Hacían el amor en cualquier oportunidad que pudieran robarle a sus labores como médicos, y a sus matrimonios, pues ambos eran casados. Pero preferían las primeras horas de la noche, en especial de la noche cubana que había descubierto José Martí en el monte de Oriente al volver a Cuba después de haber vivido, errante y enfermo, quince ininterrumpidos años de exilio.
La noche bella no deja dormir. Silba el grillo, el lagartijo quiquiquea, y el coro le responde: aún se ve, la sombra, que el monte es de cupey y de paguá, la palma corta y empinada; vuelan despacio en torno las animitas; e los nidos estridentes, oigo la música de la selva, compuesta y suave, como de finísimos violines; la música ondea, se enlaza y desata, abre el ala y se posa, titila y se eleva, siempre sutil y mínima —es la mirada del son fluido: ¿qué alas rozan las hojas?, ¿qué violín diminuto, y oleada de violines, sacan son, y alma, a las hojas?, ¿qué danza de almas de hojas?
Así la describió Martí en su Diario, acampando en Palmarito, 31 días antes de que lo mataran, entre los ríos Cauto y Contramaestre, de un balazo en el cuello, uno en un muslo y otro en el esternón. El doctor español Pablo Valencia le hizo la autopsia: “… estatura regular, delgado, pelo castaño oscuro y rizado, ojos claros, bigote fino y poco poblado (se lo había afeitado totalmente el 3 de marzo en Haití), nariz aguileña, orejas pequeñas y rostro ovalado…”.
“Temperamento bilioso”, dictaminó Valencia, una forma de decir apasionado, que así era la persona más querida por los cubanos en el último siglo y que padecía perturbaciones gástricas y cardiacas, anemia, tuberculosis crónica, una fístula inguinal que nunca le cerraba, un testículo varias veces mal operado… un hombre pobre y menguado, que vivía gracias a una energía colosal y obsesiva: el amor a Cuba.
Al anochecer, los amantes avisaban a sus casas de una guardia imprevista, una operación urgente. Y escapaban en el coche de ella, un Fiat que le vendiera el gobierno como premio por haber prestado colaboración internacionalista en Belice. Se iban a los bosques cercanos a la ciudad: en el abra de las tierras bajas del sur, donde el gobierno había soltado una manada de búfalos que le regalaron los vietnamitas a Fidel Castro en agradecimiento a tantos años de solidaridad y alianza política.

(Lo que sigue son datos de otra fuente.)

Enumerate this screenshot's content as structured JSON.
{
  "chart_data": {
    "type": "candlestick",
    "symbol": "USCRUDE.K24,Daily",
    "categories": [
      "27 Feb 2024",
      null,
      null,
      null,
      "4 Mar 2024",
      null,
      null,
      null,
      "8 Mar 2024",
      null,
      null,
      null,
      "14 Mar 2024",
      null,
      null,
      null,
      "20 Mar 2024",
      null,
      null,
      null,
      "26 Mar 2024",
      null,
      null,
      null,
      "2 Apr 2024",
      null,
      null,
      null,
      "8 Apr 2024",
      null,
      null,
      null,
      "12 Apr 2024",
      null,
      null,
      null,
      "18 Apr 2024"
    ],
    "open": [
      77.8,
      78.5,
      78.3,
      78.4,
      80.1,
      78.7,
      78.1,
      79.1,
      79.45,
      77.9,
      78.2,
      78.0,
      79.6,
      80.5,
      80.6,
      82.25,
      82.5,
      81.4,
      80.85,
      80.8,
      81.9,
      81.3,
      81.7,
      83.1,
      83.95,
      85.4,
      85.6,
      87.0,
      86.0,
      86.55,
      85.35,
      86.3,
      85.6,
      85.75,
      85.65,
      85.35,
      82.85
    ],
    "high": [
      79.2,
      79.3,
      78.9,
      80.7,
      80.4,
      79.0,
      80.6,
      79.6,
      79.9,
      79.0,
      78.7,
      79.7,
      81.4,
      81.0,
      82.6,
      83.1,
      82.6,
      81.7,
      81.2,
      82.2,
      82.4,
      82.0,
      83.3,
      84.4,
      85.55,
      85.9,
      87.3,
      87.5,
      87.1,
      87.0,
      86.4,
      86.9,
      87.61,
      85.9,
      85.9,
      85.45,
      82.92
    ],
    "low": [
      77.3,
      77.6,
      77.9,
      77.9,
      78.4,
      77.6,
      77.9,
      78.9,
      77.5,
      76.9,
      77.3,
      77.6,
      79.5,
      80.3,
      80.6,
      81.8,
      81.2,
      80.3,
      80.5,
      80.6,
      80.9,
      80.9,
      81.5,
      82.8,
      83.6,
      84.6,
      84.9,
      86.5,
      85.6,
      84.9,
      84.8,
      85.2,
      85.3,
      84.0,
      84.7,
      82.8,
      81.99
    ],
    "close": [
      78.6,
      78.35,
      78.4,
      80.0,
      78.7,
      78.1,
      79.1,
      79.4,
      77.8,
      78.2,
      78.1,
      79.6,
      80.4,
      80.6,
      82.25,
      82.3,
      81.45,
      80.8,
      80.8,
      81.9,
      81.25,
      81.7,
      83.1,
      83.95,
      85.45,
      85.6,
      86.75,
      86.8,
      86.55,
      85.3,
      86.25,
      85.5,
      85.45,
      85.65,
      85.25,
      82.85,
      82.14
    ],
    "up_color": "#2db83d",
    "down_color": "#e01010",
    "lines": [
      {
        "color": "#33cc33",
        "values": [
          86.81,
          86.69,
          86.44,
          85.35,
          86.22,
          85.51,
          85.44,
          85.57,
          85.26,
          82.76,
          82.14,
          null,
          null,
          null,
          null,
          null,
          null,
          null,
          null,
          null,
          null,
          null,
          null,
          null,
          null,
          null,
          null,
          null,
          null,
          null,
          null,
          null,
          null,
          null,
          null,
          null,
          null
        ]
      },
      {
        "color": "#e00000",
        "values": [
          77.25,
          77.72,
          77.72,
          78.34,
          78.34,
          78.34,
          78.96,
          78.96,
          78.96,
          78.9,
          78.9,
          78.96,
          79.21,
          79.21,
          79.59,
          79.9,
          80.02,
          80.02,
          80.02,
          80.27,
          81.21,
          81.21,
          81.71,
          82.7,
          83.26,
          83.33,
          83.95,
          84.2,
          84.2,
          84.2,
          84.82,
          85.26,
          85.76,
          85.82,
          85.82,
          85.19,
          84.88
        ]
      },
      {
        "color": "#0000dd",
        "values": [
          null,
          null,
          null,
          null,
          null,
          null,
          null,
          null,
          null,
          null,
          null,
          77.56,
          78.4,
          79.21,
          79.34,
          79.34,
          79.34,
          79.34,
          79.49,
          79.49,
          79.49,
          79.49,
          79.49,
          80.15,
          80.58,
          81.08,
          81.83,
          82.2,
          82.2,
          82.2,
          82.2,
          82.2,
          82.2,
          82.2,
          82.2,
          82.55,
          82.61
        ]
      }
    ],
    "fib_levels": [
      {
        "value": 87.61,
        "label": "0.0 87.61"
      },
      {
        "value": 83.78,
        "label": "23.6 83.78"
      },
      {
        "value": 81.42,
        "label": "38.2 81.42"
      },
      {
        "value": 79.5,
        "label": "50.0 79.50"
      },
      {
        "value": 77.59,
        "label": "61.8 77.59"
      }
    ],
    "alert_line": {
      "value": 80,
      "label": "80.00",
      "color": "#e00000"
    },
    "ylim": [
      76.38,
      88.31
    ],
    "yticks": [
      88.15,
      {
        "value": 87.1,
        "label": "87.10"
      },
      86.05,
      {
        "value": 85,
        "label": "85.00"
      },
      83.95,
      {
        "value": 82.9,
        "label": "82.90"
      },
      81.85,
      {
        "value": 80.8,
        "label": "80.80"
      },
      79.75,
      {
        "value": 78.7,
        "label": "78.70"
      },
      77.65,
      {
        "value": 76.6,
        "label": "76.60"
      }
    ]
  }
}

Una noche el hechizo se rompió, por culpa de los búfalos: uno, grande y negro, estaba plantado en medio de la carretera y ella debió detener el coche en una maniobra de último segundo para no estrellarse contra la masa de 800 kilogramos, el peso que alcanzan los machos adultos de la especie introducida en Cuba, bubalus bubalis o búfalo asiático.
Estaba oscuro, pero la pelambre del búfalo relumbraba, como platinada, porque todo el brillo de la luna parecía caer sólo sobre su lomo. Las luces del Fiat chocaban contra sus ojos y a éstos daban un aspecto siniestro. El animal avanzó hacia el coche y ella intentó conectar la marcha atrás, pero no pudo: sólo escuchó un mugido prehistórico mientras veía dos cuernos curvos que arrancaban de cuajo el capó.
Antes de que se iniciara otro ataque, ella logró controlar el carro y huyeron. Luego supieron que su historia era común y que, además, tuvieron suerte. Una semana atrás, una pareja de búfalos había arremetido —y producido múltiples e irreparables abolladuras— a una guagua de transporte escolar que, felizmente, iba sin estudiantes. El chofer escapó de milagro. Los primeros búfalos habían llegado el 27 de julio de 1987.